Residents got a chance to weigh in on a controversial rezoning plan for East New York at a community board meeting Monday night. NY1's Lindsey Christ filed the following report.

It was standing-room only as local residents, elected officials and activists packed a community board meeting in East New York to hear city officials present the latest draft of their rezoning proposal for the neighborhood.

"We know we need to invest in infrastructure to ensure that this is a livable, vibrant community," said one speaker at the meeting.

It's one piece of Mayor Bill de Blasio's citywide affordable housing plan, which aims to build or preserve 200,000 units of affordable housing in the next decade.

In East New York, city officials say they will build 6,300 new housing units and set aside half at rates local residents can afford.

Some, though, question the city's calculations.
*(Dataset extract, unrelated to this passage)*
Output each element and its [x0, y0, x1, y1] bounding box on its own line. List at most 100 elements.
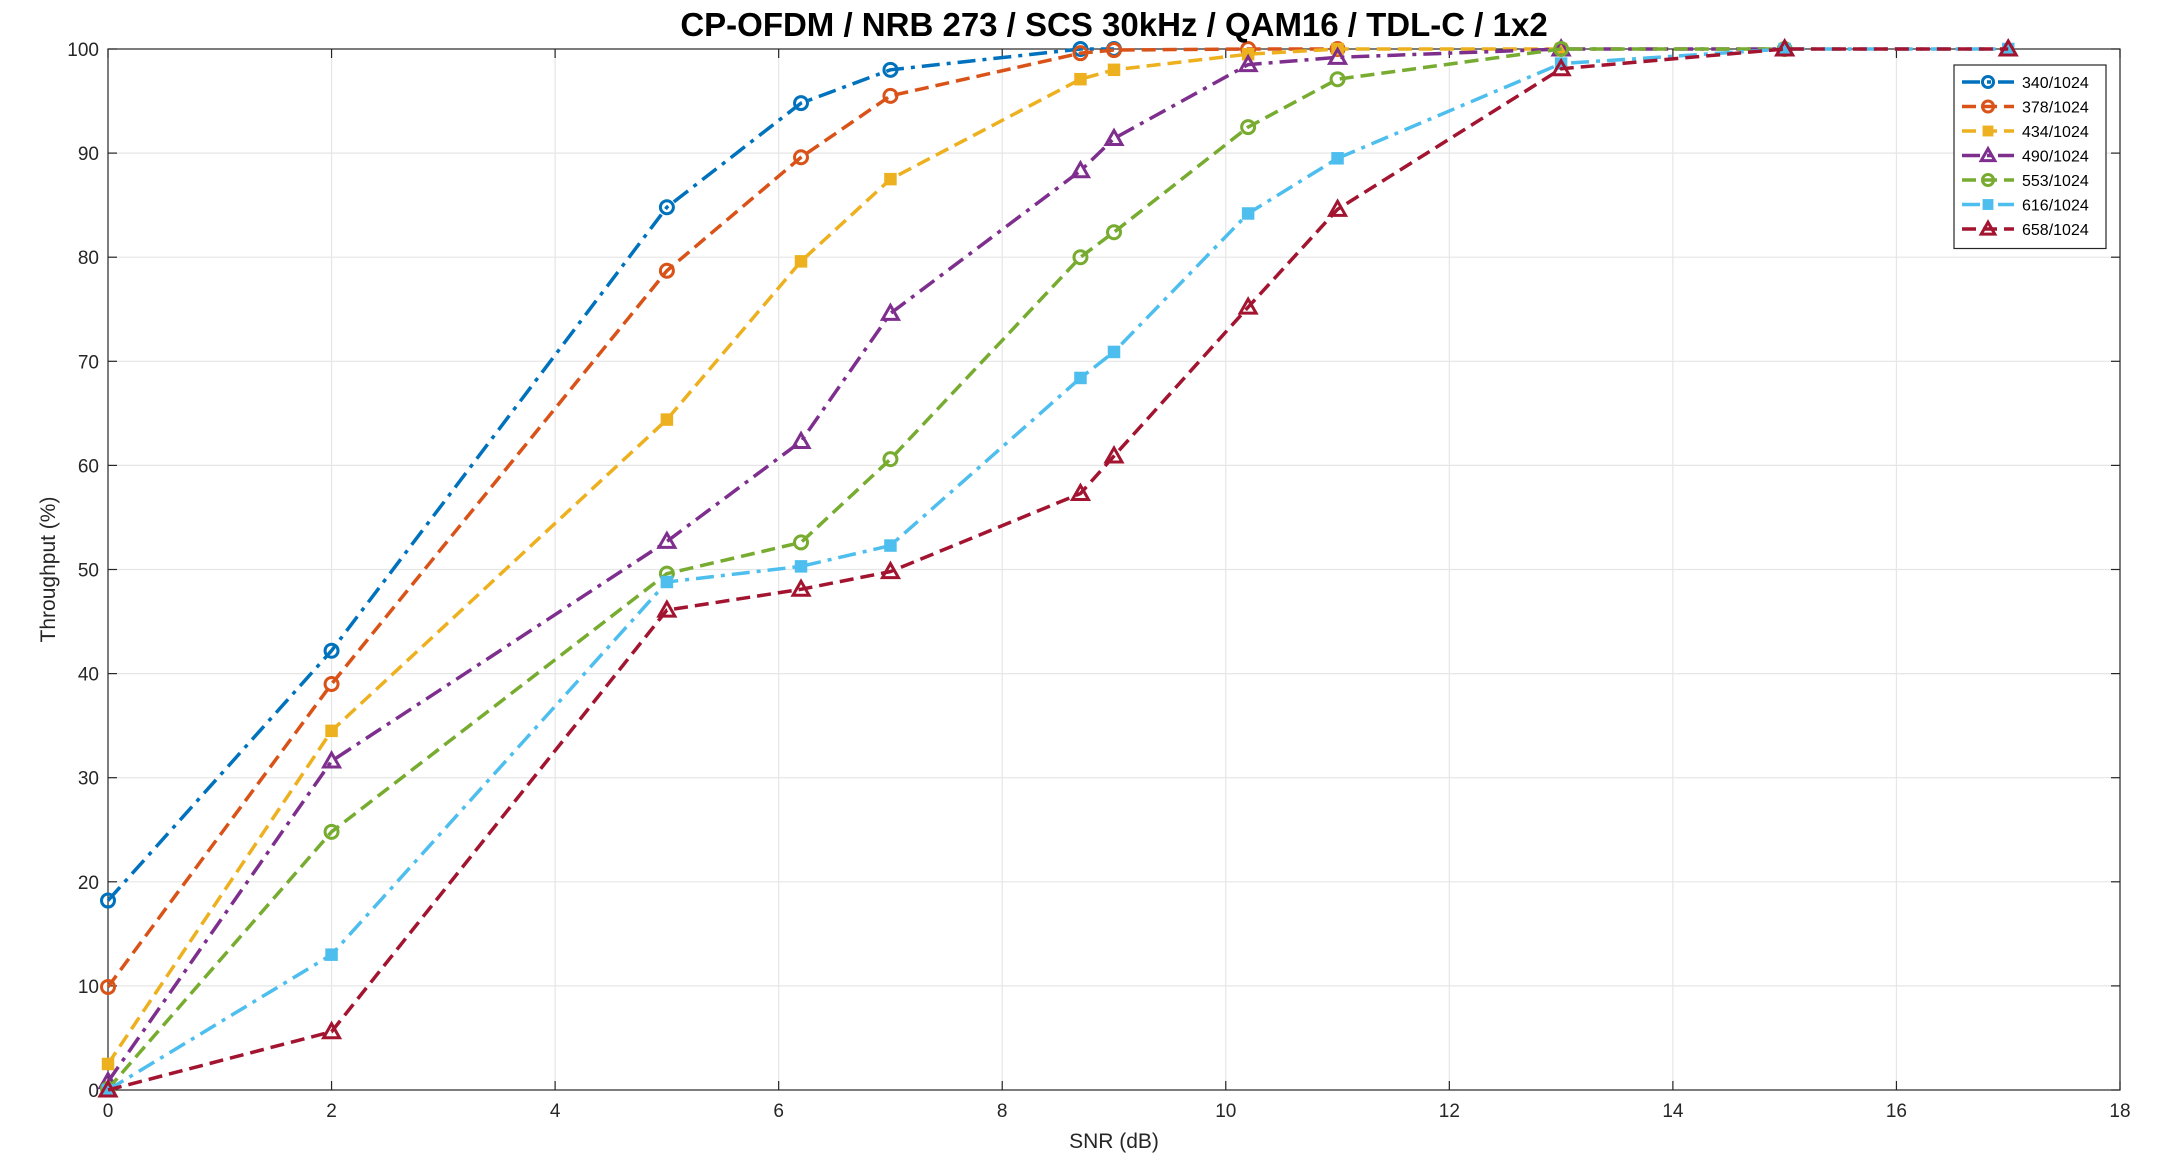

"The area median income in our community is about $34,000, and if you look at this plan, it's designed for a community of people who are at $84,000. So we're at 40 percent of what the city is looking at in terms of saying its affordable," said City Councilwoman Inez Barron of Brooklyn. "So at the outset, we have a big problem."

City officials say the plan also includes space for new businesses and support for existing businesses that want to stay and grow, as well as a job training center and a new school.

Labor leaders want the city to hire local workers for all the construction.

"They need real jobs so they can find, get an opportunity in the very housing that they will be building, that they can eventually live there and not be displaced," said Anthony Williamson of Local 79 Construction and Building Union.

Residents and advocates say that's their biggest fear, that improvements to the neighborhood will spark a gentrification process and squeeze out current residents.

"We tend to think a neighborhood gets better because we change who lives there, as opposed to changing the neighborhood for the people who live there now," said the Rev. Edward Mason of Our Lady of Presentation and Our Lady Mercy.

This meeting is just the start of a seven-month formal review process, which will include future hearings by another community board, the Brooklyn borough president, the city planning commission and the City Council. Then, the City Council is expected to vote on the final proposal later this spring.